Ensuite j'ai pris la "Main" jusqu'au Plateau, fouiller les bouquinistes jusque tard dans la nuit. Un Durand "la symbolique de l'imaginaire". Toujours Bachelard, parfois dans de vieilles éditions annotées par leur ancien propriétaire et puis les Élégies de Duino de R.M.R encartonné de parme aux lettres jaune d'or. Le précieux ouvrage dans les mains, j'ai pris le métro jusque Place des ARTS trouver le rythme endiablé et sympathique de Pat et les Bas Blancs. Un moment j'ai regardé le ciel sans étoiles mais enfin dégagé. Tristan Malavoy, sous la tente plus loin chantait les vers de Beaudelaire. Une poignée de spectateurs dont je faisais partie a entonné quelques refrains avant de s'éparpiller dans les rues luisantes de pluie sous la lumière crue des hautes tours environnantes. Ha que j'aime Montréal la nuit, sécure et moîte. sES tours lancent des éclairs et semblent sourire des vitrines toujours illuminées. Des groupes dHommes s'attardent devant les nombreux cafés nonchalands et pas méchants. Je marche d'un pas rapide et élastique malgré la chaussure blessant mon pied nu. Une jeune femme pianote sur son ordinateur derrière la vitrine sale d'un Second Cup ouvert 24h sur 24. Au Tim, le temps de reprendre ce café allongé à l'extrême qui m'hydrate toute la journée, je surprends un vieux couple de japonais, yeux dANs les yeux devant un thé et quelques jeunes gens perdus dans des lectures didactiques... Il est tard, je redescends la rue Guy, passe devant le Salvatory Army pour entrer juste au coin de la rue dans l'appartement où jonchent le sol des légendes iroquoises et celles du Fleuve des premiers missionnaires. J'aime me bercer de ces histoires troublantes pour découvrir et comprendre surtout une ville de prime abord incongrue qui peu à peu m'apprend sur elle et sur moi même : le choc des rencontres, l'ébranlement du destin qu'elles engendrent, la forme et l'élan absolument uniques qu'elles "inventent". Montréal est une femme, une île prenant dans ses bras le Fleuve, la vie et les hommes, leurs espoirs et leurs craintes.

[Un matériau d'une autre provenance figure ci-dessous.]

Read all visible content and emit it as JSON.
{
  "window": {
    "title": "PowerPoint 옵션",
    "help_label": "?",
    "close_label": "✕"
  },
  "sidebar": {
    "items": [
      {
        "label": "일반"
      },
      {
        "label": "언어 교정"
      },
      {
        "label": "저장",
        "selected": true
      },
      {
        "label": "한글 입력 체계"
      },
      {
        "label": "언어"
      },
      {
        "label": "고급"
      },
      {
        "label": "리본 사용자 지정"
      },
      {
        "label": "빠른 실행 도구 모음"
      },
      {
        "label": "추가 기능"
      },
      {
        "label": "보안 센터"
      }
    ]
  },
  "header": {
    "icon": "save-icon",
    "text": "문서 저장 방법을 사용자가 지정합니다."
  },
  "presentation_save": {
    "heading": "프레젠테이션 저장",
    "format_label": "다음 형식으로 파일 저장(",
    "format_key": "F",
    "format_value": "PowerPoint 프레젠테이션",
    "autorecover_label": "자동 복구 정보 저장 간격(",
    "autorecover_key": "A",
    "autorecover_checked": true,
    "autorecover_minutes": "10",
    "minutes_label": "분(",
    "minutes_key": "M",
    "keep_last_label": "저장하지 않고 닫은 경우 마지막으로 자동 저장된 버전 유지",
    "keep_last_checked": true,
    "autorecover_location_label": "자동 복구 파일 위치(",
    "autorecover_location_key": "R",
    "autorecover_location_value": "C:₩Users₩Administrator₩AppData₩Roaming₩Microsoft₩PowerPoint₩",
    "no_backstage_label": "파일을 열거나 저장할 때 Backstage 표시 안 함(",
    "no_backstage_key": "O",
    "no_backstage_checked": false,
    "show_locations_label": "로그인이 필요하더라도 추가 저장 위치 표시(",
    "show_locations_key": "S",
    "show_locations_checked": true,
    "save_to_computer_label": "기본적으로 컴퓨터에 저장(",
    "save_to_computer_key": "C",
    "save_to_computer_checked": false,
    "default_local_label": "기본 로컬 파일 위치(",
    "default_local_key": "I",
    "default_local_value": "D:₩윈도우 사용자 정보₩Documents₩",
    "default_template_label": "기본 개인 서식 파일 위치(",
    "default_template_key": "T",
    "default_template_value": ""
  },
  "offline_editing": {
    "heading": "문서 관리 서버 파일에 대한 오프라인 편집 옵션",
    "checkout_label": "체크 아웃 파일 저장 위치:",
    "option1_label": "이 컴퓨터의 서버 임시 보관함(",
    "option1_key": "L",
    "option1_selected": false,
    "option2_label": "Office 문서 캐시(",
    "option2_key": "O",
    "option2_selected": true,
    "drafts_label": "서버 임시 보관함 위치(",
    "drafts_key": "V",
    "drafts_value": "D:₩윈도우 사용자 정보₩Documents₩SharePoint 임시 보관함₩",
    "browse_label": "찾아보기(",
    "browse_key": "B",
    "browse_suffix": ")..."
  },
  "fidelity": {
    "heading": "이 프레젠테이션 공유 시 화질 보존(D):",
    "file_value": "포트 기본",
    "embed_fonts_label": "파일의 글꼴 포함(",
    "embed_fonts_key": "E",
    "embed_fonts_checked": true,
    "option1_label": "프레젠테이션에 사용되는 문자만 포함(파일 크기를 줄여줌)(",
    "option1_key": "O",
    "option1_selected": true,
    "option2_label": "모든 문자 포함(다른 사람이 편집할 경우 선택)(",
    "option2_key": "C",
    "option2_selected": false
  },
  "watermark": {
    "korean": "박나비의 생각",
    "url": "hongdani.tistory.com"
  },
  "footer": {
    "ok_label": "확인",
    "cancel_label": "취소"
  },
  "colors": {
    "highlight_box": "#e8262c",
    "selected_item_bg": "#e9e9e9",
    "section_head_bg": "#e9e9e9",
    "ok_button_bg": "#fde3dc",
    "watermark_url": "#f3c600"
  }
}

Cette nuit, fermant les yeux au son de la musique, balançant mon corps en souvenir j'ai retrouvé tes gestes, ton regard sur moi et tes manières de faire, de dire aussi : toi t'habillant encore ruisselant, lançant nerveusement ta canne, serrant tes lèvres sur la cigarette ; ta conduite assurée, le bras sur l'accoudoir et ta main sur ma cuisse ; ton corps frissonnant entre mes jambes sans que plus rien d'autre n'existe même la chambre, la fenêtre et la lumière merveilleuse d'un matin à Vrs; assoupi sur la couverture de laine au milieu de la prairie alpine, ton chapeau sur les yeux, juste tes lèvres donnant envie ; me sussurant à l'oreille sous la tente au Cairn que cette nuit on avait tous les deux cassé des ombres ; fumant pieds nus sur la terre chaude et sous un carré d'étoiles justement ;..
Je sais que je ne dois pas me souvenir sinon je vais mourir loin de toi. J'ai trop besoin de ça. Tout ce que je découvre je meurs d'envie de te le faire partager, frissonner mon bras contre le tien, m'étonner mon regard tout près du tien, jusqu'à mastiquer à la même cadence que toi et surtout, surtout boire ces cafés allongés et t'embrasser après longuement, merveilleusement pendant des stations et des stations, parcourir ainsi Montréal dans ses entrailles de femme jalouse éternellement.
R je t'aime dans les profondeurs de mon être et dans les horizons dicibles de la vie que je veux avec toi.
Ne m'oublie pas, mon amour, je mourrais sinon.